Gisella é advogada recém-aprovada no Exame de Ordem e herda diversas causas de um colega de classe que resolveu trilhar outros caminhos, deixando numerosos processos para acompanhamento nos Juízos de primeiro grau. Ao acompanhar uma sessão de julgamento na Câmara Cível do Tribunal W, tem necessidade de apresentar, antes de iniciar o julgamento, alegações escritas aos integrantes do órgão julgador, que somente foram completadas no dia da sessão. Aguardando o início dos trabalhos, assim que os julgadores se apresentaram para o julgamento, a jovem advogada dirigiu-se a eles no sentido de entregar as alegações escritas, sendo admoestada quanto à sua presença no interior da sala de julgamento, na parte reservada aos magistrados. Nos termos do Estatuto da Advocacia, o ingresso dos advogados nas salas de sessões
- A)está restrito ao espaço da plateia.
Errada, porque o Estatuto não limita o ingresso do advogado à plateia; ele pode acessar também a área reservada aos magistrados.
- B)depende de autorização do Presidente da Câmara.

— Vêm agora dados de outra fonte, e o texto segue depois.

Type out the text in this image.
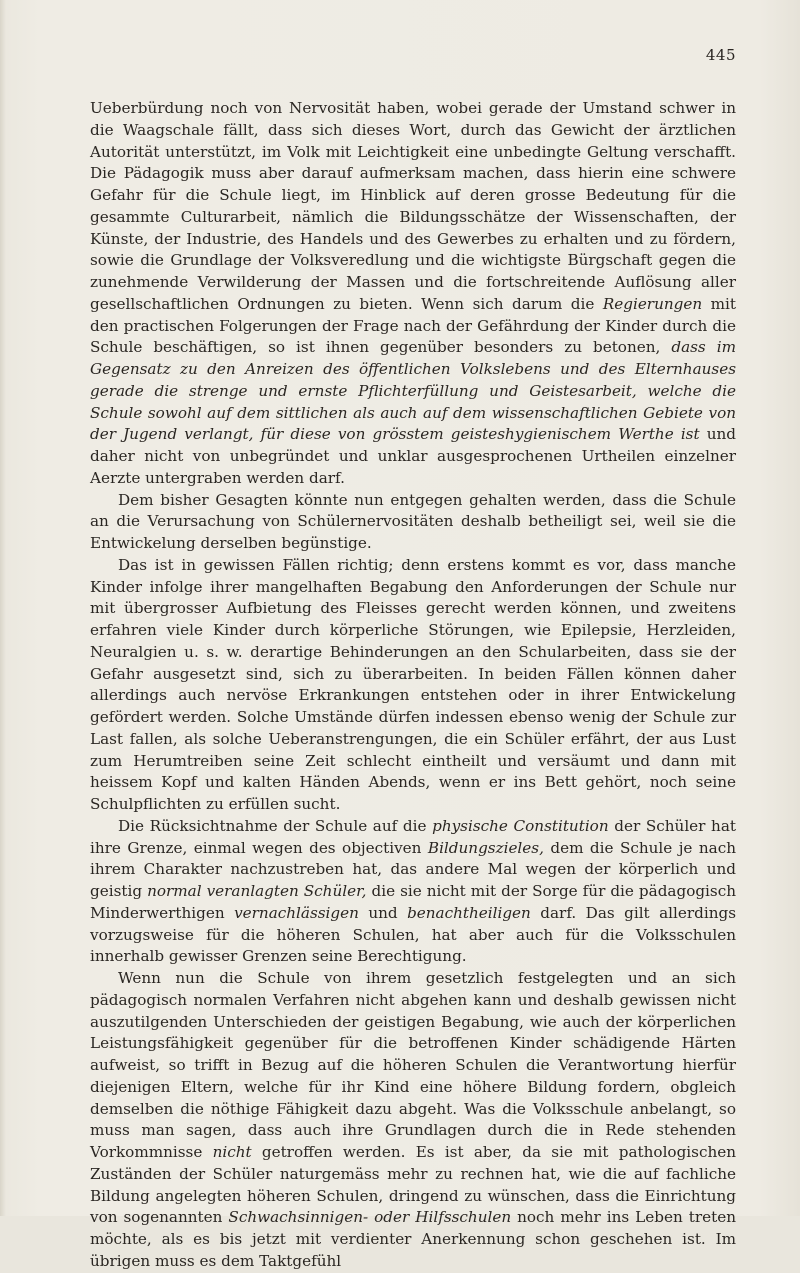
445

Ueberbürdung noch von Nervosität haben, wobei gerade der Umstand schwer in die Waagschale fällt, dass sich dieses Wort, durch das Gewicht der ärztlichen Autorität unterstützt, im Volk mit Leichtigkeit eine unbedingte Geltung verschafft. Die Pädagogik muss aber darauf aufmerksam machen, dass hierin eine schwere Gefahr für die Schule liegt, im Hinblick auf deren grosse Bedeutung für die gesammte Culturarbeit, nämlich die Bildungsschätze der Wissenschaften, der Künste, der Industrie, des Handels und des Gewerbes zu erhalten und zu fördern, sowie die Grundlage der Volksveredlung und die wichtigste Bürgschaft gegen die zunehmende Verwilderung der Massen und die fortschreitende Auflösung aller gesellschaftlichen Ordnungen zu bieten. Wenn sich darum die Regierungen mit den practischen Folgerungen der Frage nach der Gefährdung der Kinder durch die Schule beschäftigen, so ist ihnen gegenüber besonders zu betonen, dass im Gegensatz zu den Anreizen des öffentlichen Volkslebens und des Elternhauses gerade die strenge und ernste Pflichterfüllung und Geistesarbeit, welche die Schule sowohl auf dem sittlichen als auch auf dem wissenschaftlichen Gebiete von der Jugend verlangt, für diese von grösstem geisteshygienischem Werthe ist und daher nicht von unbegründet und unklar ausgesprochenen Urtheilen einzelner Aerzte untergraben werden darf.

Dem bisher Gesagten könnte nun entgegen gehalten werden, dass die Schule an die Verursachung von Schülernervositäten deshalb betheiligt sei, weil sie die Entwickelung derselben begünstige.

Das ist in gewissen Fällen richtig; denn erstens kommt es vor, dass manche Kinder infolge ihrer mangelhaften Begabung den Anforderungen der Schule nur mit übergrosser Aufbietung des Fleisses gerecht werden können, und zweitens erfahren viele Kinder durch körperliche Störungen, wie Epilepsie, Herzleiden, Neuralgien u. s. w. derartige Behinderungen an den Schularbeiten, dass sie der Gefahr ausgesetzt sind, sich zu überarbeiten. In beiden Fällen können daher allerdings auch nervöse Erkrankungen entstehen oder in ihrer Entwickelung gefördert werden. Solche Umstände dürfen indessen ebenso wenig der Schule zur Last fallen, als solche Ueberanstrengungen, die ein Schüler erfährt, der aus Lust zum Herumtreiben seine Zeit schlecht eintheilt und versäumt und dann mit heissem Kopf und kalten Händen Abends, wenn er ins Bett gehört, noch seine Schulpflichten zu erfüllen sucht.

Die Rücksichtnahme der Schule auf die physische Constitution der Schüler hat ihre Grenze, einmal wegen des objectiven Bildungszieles, dem die Schule je nach ihrem Charakter nachzustreben hat, das andere Mal wegen der körperlich und geistig normal veranlagten Schüler, die sie nicht mit der Sorge für die pädagogisch Minderwerthigen vernachlässigen und benachtheiligen darf. Das gilt allerdings vorzugsweise für die höheren Schulen, hat aber auch für die Volksschulen innerhalb gewisser Grenzen seine Berechtigung.

Wenn nun die Schule von ihrem gesetzlich festgelegten und an sich pädagogisch normalen Verfahren nicht abgehen kann und deshalb gewissen nicht auszutilgenden Unterschieden der geistigen Begabung, wie auch der körperlichen Leistungsfähigkeit gegenüber für die betroffenen Kinder schädigende Härten aufweist, so trifft in Bezug auf die höheren Schulen die Verantwortung hierfür diejenigen Eltern, welche für ihr Kind eine höhere Bildung fordern, obgleich demselben die nöthige Fähigkeit dazu abgeht. Was die Volksschule anbelangt, so muss man sagen, dass auch ihre Grundlagen durch die in Rede stehenden Vorkommnisse nicht getroffen werden. Es ist aber, da sie mit pathologischen Zuständen der Schüler naturgemäss mehr zu rechnen hat, wie die auf fachliche Bildung angelegten höheren Schulen, dringend zu wünschen, dass die Einrichtung von sogenannten Schwachsinnigen- oder Hilfsschulen noch mehr ins Leben treten möchte, als es bis jetzt mit verdienter Anerkennung schon geschehen ist. Im übrigen muss es dem Taktgefühl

Errada, pois o ingresso do advogado nas sessões não depende de autorização do Presidente da Câmara, já que a lei assegura acesso livre.
- C)é livre inclusive na parte reservada aos magistrados.
Certa, porque o Estatuto da Advocacia garante ingresso livre nas salas de sessões dos tribunais, inclusive na parte reservada aos magistrados.
- D)depende de concordância dos julgadores.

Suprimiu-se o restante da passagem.